From: Niu Yawei <yawei.niu@intel.com>

Umount process relies on lu_site_purge(-1) to purge all
objects before umount, however, if there happen to have a
cache shrinker which calls lu_site_purge(nr) in parallel,
some objects may still being freed by cache shrinker even
after the lu_site_purge(-1) called by umount done.

This can be simply fixed by serializing purge threads,
since it doesn't make any sense to have them in parallel.

Signed-off-by: Niu Yawei <yawei.niu@intel.com>
Intel-bug-id: https://jira.hpdd.intel.com/browse/LU-5331
Reviewed-on: http://review.whamcloud.com/11099
Reviewed-by: Lai Siyao <lai.siyao@intel.com>
Reviewed-by: Mike Pershin <mike.pershin@intel.com>
Reviewed-by: Oleg Drokin <oleg.drokin@intel.com>
Signed-off-by: James Simmons <jsimmons@infradead.org>
---
 drivers/staging/lustre/lustre/include/lu_object.h  |    5 +++++
 drivers/staging/lustre/lustre/obdclass/lu_object.c |    7 +++++++
 2 files changed, 12 insertions(+), 0 deletions(-)

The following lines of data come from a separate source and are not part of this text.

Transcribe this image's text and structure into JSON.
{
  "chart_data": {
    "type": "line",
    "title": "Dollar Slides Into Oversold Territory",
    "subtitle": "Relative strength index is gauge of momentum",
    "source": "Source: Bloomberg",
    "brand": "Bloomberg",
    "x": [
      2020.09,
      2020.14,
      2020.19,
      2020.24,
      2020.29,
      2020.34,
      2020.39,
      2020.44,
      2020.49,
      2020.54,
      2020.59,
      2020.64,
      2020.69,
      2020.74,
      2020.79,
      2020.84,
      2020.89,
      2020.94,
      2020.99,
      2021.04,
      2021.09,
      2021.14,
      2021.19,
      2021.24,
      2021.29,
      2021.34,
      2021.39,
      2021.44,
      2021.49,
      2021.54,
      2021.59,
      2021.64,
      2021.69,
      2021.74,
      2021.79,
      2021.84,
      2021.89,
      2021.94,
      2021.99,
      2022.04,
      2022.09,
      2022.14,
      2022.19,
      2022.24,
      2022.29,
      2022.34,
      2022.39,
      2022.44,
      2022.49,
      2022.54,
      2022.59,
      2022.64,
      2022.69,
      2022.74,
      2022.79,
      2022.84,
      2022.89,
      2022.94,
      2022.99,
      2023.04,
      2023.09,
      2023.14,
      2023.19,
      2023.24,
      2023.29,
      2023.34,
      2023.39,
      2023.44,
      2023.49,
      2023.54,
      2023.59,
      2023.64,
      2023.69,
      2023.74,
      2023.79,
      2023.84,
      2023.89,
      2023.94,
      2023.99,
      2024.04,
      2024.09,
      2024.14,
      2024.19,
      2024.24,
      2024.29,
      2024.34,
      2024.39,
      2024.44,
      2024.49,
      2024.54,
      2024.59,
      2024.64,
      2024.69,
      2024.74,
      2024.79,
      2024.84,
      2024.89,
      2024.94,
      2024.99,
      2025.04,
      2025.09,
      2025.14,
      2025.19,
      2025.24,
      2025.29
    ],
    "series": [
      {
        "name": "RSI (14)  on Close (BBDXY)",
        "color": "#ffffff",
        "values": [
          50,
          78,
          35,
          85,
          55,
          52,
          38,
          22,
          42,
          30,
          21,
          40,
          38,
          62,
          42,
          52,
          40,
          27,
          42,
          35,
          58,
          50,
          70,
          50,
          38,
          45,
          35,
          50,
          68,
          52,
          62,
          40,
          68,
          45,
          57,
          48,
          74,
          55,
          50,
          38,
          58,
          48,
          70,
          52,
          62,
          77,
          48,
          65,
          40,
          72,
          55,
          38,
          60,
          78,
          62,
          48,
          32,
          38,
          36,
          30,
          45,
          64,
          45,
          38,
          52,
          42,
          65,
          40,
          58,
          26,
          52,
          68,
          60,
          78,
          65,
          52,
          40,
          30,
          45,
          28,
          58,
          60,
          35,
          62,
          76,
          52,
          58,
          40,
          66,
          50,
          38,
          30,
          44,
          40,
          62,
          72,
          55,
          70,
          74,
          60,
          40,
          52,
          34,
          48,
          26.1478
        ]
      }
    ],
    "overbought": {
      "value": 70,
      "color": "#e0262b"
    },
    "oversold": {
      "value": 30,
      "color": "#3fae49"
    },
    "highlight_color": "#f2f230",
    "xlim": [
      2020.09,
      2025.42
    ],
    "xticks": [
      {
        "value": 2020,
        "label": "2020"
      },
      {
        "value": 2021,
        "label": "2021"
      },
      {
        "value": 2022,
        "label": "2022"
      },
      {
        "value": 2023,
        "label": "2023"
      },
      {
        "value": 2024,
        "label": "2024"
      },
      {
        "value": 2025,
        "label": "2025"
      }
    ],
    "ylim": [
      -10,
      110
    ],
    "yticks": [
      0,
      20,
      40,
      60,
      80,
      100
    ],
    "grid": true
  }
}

diff --git a/drivers/staging/lustre/lustre/include/lu_object.h b/drivers/staging/lustre/lustre/include/lu_object.h
index 502bc41..fe40b42 100644
--- a/drivers/staging/lustre/lustre/include/lu_object.h
+++ b/drivers/staging/lustre/lustre/include/lu_object.h
@@ -623,6 +623,11 @@ struct lu_site {
 	spinlock_t		ls_ld_lock;
 
 	/**
+	 * Lock to serialize site purge.
+	 */
+	struct mutex		ls_purge_mutex;
+
+	/**
 	 * lu_site stats
 	 */
 	struct lprocfs_stats	*ls_stats;
diff --git a/drivers/staging/lustre/lustre/obdclass/lu_object.c b/drivers/staging/lustre/lustre/obdclass/lu_object.c
index 9d1c96b..b6fd9af 100644
--- a/drivers/staging/lustre/lustre/obdclass/lu_object.c
+++ b/drivers/staging/lustre/lustre/obdclass/lu_object.c
@@ -354,6 +354,11 @@ int lu_site_purge(const struct lu_env *env, struct lu_site *s, int nr)
 	start = s->ls_purge_start;
 	bnr = (nr == ~0) ? -1 : nr / CFS_HASH_NBKT(s->ls_obj_hash) + 1;
  again:
+	/*
+	 * It doesn't make any sense to make purge threads parallel, that can
+	 * only bring troubles to us. See LU-5331.
+	 */
+	mutex_lock(&s->ls_purge_mutex);
 	did_sth = 0;
 	cfs_hash_for_each_bucket(s->ls_obj_hash, &bd, i) {
 		if (i < start)
@@ -399,6 +404,7 @@ int lu_site_purge(const struct lu_env *env, struct lu_site *s, int nr)
 		if (nr == 0)
 			break;
 	}
+	mutex_unlock(&s->ls_purge_mutex);
 
 	if (nr != 0 && did_sth && start != 0) {
 		start = 0; /* restart from the first bucket */
@@ -983,6 +989,7 @@ int lu_site_init(struct lu_site *s, struct lu_device *top)
 	char name[16];
 
 	memset(s, 0, sizeof(*s));
+	mutex_init(&s->ls_purge_mutex);
 	snprintf(name, 16, "lu_site_%s", top->ld_type->ldt_name);
 	for (bits = lu_htable_order(top); bits >= LU_SITE_BITS_MIN; bits--) {
 		s->ls_obj_hash = cfs_hash_create(name, bits, bits,
-- 
1.7.1